IMO that's their body, their business (we should probably be thankful to all for business I guess), but interestingly HTLV II was found initially in a smattering of places, the West Coast where the Incas were, not really quite north to the Mayas but just about; while HTLV I, maybe 1000 years removed (who knows really though when the two varieties split off) was found on Japanese Islands, and among the Melanesians, and also East Africa, but also in an area of Italy and the Caribbean (I'd surmise Columbus and others brought it to Italy and the Caribbean but I really don't know).

> Fortunately these times are over, thanks to the missioners which

> altruistically spent their lives spreading the light all over the

> planet.

Melanesians seemed to (and seem today to) appreciate Christianity; and they developed something called "Cargo Christianity" as I understand it (their version of Christianity): (but anyway interestingly, according to another source, Pacific Islanders already had a system of adopting "kin" who lived in distant locales and sending to them messages via boat travelers requesting goods not found on their island; so maybe "cargo cults" were partly indigenous, and not such a bad custom; everyone is greedy; and Christianity today has pulled in various customs IMO but I'm not an experton any of this).
> It must be said though that it seems as if countermovements rise

> on the very sphere, a motion that is absolutely inconceivable.
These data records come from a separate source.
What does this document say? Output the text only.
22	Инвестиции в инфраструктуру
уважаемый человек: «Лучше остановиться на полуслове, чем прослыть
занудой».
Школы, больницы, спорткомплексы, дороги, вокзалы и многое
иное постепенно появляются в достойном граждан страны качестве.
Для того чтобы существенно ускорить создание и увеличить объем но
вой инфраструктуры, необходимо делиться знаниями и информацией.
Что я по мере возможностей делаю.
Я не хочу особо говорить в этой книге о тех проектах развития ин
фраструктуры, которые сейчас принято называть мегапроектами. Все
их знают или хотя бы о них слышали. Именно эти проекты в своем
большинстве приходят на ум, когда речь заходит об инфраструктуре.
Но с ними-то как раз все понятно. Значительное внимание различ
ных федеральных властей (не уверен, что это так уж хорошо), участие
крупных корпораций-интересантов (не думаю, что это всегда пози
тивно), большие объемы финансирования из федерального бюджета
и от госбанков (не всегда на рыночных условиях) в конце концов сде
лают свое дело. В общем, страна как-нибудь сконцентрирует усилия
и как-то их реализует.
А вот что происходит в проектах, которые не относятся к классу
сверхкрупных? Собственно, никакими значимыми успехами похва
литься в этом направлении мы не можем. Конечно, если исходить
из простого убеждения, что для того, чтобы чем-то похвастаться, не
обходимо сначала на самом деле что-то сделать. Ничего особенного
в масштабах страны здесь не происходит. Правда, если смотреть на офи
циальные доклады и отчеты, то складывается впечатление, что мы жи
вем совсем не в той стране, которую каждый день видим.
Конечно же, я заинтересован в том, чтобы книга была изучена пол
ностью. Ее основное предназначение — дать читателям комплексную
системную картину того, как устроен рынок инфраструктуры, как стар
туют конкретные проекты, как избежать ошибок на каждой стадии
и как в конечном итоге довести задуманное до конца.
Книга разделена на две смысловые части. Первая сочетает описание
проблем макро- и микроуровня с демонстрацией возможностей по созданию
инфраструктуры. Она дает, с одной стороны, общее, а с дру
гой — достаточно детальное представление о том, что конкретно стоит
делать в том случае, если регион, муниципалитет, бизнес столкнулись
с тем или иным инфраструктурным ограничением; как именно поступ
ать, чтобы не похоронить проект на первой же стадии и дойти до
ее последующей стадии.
> And it'll possibly be a bit frightening to participate in the

> further developments of events.

> Good to know to be on the right side.

> On the other hand it is quite spirited that Unicode covers the

> language of so many cultures. Even of some that didn't use

> written text on their own, and originally.

O.k. but the Mayans did have writings (not to mention delicious chocolate); though our ideas today of what a "written text" is and what its purpose is and the ideas of the Mayans might differ a bit (and even Europeans in the 17th century had different ideas about the uses of texts than we do today and computers are changing still further what texts do for us; ideas vary from person to person and culture to culture; I like Shirley Brice Heath (ed)'s "Exploring Orality and Literacy" and also Heath's (author this time only) "Ways With Words" on this. Miztec codices, incidentally, as I understand it, are still found today in the public sphere in Mexico, in offices of officials; they are deemed important today -- what they represent is the story of the land and the peoples who have come there so I suppose that means today's officials, in spite of prejudice against "Indians," in some way trace their genealogies to the genealogies shown on the codices (but this is just my guess; any other ideas as to why these codices show up in town halls? just local history?); also I love the story of Felipe Guaman Poma de Alaya though I do find him a bit sexist since he saw the natural order was having men rule over women; and so when he depicted the world's having turned upside down he showed the loss of male rule over women:
But we are getting off topic for this list. Happy New Year.


--C. E. Whitehead

> As a matter of fact sometimes something similar to what can be

> called a face shines through.

Rare events can be savoured much more intense.